Cranes 101: Types of Crane Hoists and Their Different Applications
Today’s overworked warehouse floors use a diverse range of machines to lift and shift unwieldy loads. The different crane hoists go about their business, perhaps on a rail or supported by a cage of steel beams. They’re manually operated or electrically powered. More often than not, a light-duty model uses compressed air. Whatever the power source, the overhead lifters perform at their best when operating in confined quarters.
Light-Duty Manual Hoists
It’s the confined quarter’s environs that call the shots in here. There’s no room for a large, powered hoist, so a block and tackle type system uses multiple loops of chains to raise heavy loads. By using multiple sheaves in the block, plus additional chain loops, minimal input effort can create magnified output lifting force. Used in garages, packaging warehouses, and construction sites, light-duty hand chain hoists can lift engines, medium-sized boxes and pallets filled with building materials.
Powered Bridge Crane Hoists
Sometimes rails are mounted and installed on the existing walls of a factory. If that’s not a viable option, a steel cage is erected on the floor. This is a bridge crane, a device that carries a cradle along two different axes. One method of carrying out this action is to mount a rolling bridge section on parallel runways. Then, when the bridge section is situated above its drop point, a second drive system rolls the travelling crane at ninety-degrees to the runways. When the crane hook is finally positioned above its load, an electric motor lowers a hook. Machine shops and fabrication services favour this heavy lifter, which can travel in any direction above crowded shop floors.
Mobile Gantry Hoists
Why use a busy bridge crane when a mobile gantry is available? A key part of a production line, the rail-mounted equipment rarely takes a break. Opting instead for a movable steel frame, the man-high apparatus rolls across open floor areas. A hydraulic piston or pneumatic actuator lifts the hook. The gantry shifts easily to fit itself over a high-value component load, then the chain or wire-rope mounted hook attaches. Popular inside industrial workplaces that aren’t packed with fabrication gear, mobile gantry units feature added extras, like foldable lifting frames and telescopic booms.

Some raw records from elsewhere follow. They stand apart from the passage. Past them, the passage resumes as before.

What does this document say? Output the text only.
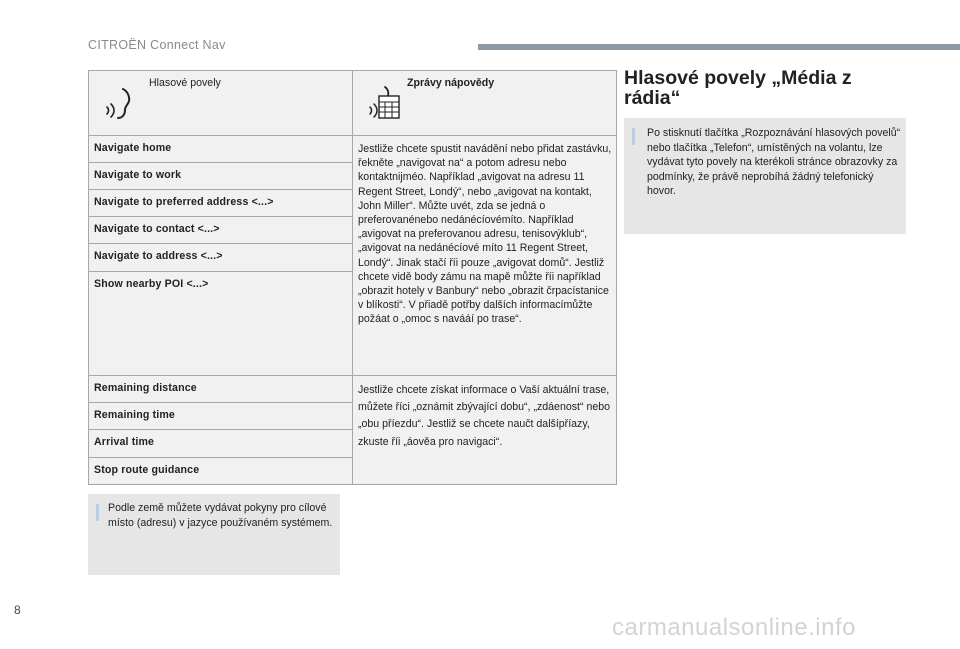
CITROËN Connect Nav
Hlasové povely	Zprávy nápovědy

Navigate home	Jestliže chcete spustit navádění nebo přidat zastávku, řekněte „navigovat na“ a potom adresu nebo kontaktnijméo. Například „avigovat na adresu 11 Regent Street, Londý“, nebo „avigovat na kontakt, John Miller“. Můžte uvét, zda se jedná o preferovanénebo nedánécíovémíto. Například „avigovat na preferovanou adresu, tenisovýklub“, „avigovat na nedánécíové míto 11 Regent Street, Londý“. Jinak stačí říi pouze „avigovat domů“. Jestliž chcete vidě body zámu na mapě můžte říi například „obrazit hotely v Banbury“ nebo „obrazit črpacístanice v blíkosti“. V přiadě potřby dalších informacímůžte požáat o „omoc s navááí po trase“.

Navigate to work	

Navigate to preferred address <...>	

Navigate to contact <...>	

Navigate to address <...>	

Show nearby POI <...>	

Remaining distance	Jestliže chcete získat informace o Vaší aktuální trase, můžete říci „oznámit zbývající dobu“, „zdáenost“ nebo „obu příezdu“. Jestliž se chcete naučt dalšípříazy, zkuste říi „áověa pro navigaci“.

Remaining time	

Arrival time	

Stop route guidance	
Podle země můžete vydávat pokyny pro cílové místo (adresu) v jazyce používaném systémem.
Hlasové povely „Média z
rádia“
Po stisknutí tlačítka „Rozpoznávání hlasových povelů“ nebo tlačítka „Telefon“, umístěných na volantu, lze vydávat tyto povely na kterékoli stránce obrazovky za podmínky, že právě neprobíhá žádný telefonický hovor.
8
carmanualsonline.info
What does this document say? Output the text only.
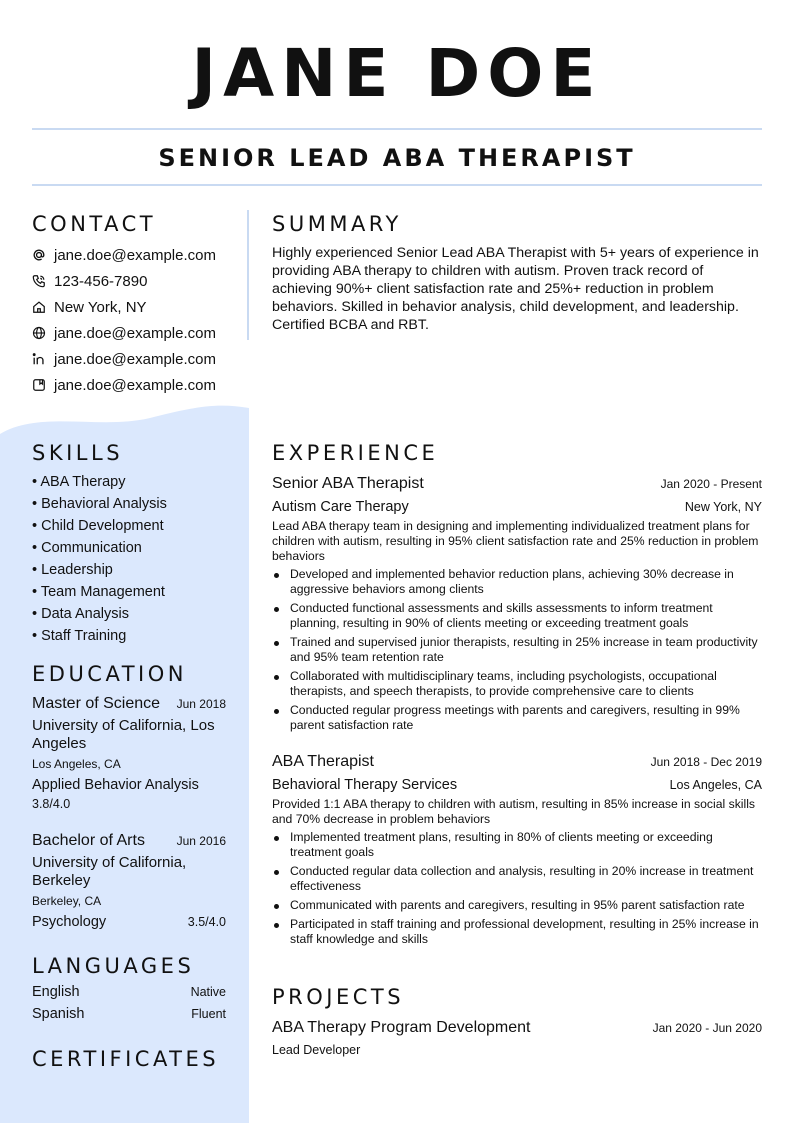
JANE DOE
SENIOR LEAD ABA THERAPIST
CONTACT
jane.doe@example.com
123-456-7890
New York, NY
jane.doe@example.com
jane.doe@example.com
jane.doe@example.com
SUMMARY

Highly experienced Senior Lead ABA Therapist with 5+ years of experience in providing ABA therapy to children with autism. Proven track record of achieving 90%+ client satisfaction rate and 25%+ reduction in problem behaviors. Skilled in behavior analysis, child development, and leadership. Certified BCBA and RBT.

SKILLS
• ABA Therapy
• Behavioral Analysis
• Child Development
• Communication
• Leadership
• Team Management
• Data Analysis
• Staff Training
EDUCATION
Master of Science Jun 2018
University of California, Los Angeles
Los Angeles, CA
Applied Behavior Analysis
3.8/4.0
Bachelor of Arts	Jun 2016
University of California, Berkeley
Berkeley, CA
Psychology	3.5/4.0
LANGUAGES
English	Native
Spanish	Fluent
CERTIFICATES
EXPERIENCE
Senior ABA Therapist	Jan 2020 - Present
Autism Care Therapy	New York, NY
Lead ABA therapy team in designing and implementing individualized treatment plans for children with autism, resulting in 95% client satisfaction rate and 25% reduction in problem behaviors
Developed and implemented behavior reduction plans, achieving 30% decrease in aggressive behaviors among clients
Conducted functional assessments and skills assessments to inform treatment planning, resulting in 90% of clients meeting or exceeding treatment goals
Trained and supervised junior therapists, resulting in 25% increase in team productivity and 95% team retention rate
Collaborated with multidisciplinary teams, including psychologists, occupational therapists, and speech therapists, to provide comprehensive care to clients
Conducted regular progress meetings with parents and caregivers, resulting in 99% parent satisfaction rate
ABA Therapist	Jun 2018 - Dec 2019
Behavioral Therapy Services	Los Angeles, CA
Provided 1:1 ABA therapy to children with autism, resulting in 85% increase in social skills and 70% decrease in problem behaviors
Implemented treatment plans, resulting in 80% of clients meeting or exceeding treatment goals
Conducted regular data collection and analysis, resulting in 20% increase in treatment effectiveness
Communicated with parents and caregivers, resulting in 95% parent satisfaction rate
Participated in staff training and professional development, resulting in 25% increase in staff knowledge and skills
PROJECTS
ABA Therapy Program Development	Jan 2020 - Jun 2020
Lead Developer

Crane hoists are powerful pieces of equipment. There are even heavy-duty variants that stack shipping containers down at the loading docks. Back to the factory floor, bridge crane units trail long loops of cable. They move effortlessly on rails above crowded fabrication areas, but those runways can become obstructed. Even air-powered hoists can run into trouble, perhaps because of a loose hose. Preventative planned maintenance routines are important in here, for overhead crane hoists are powerful but mechanically vulnerable beasts of labour.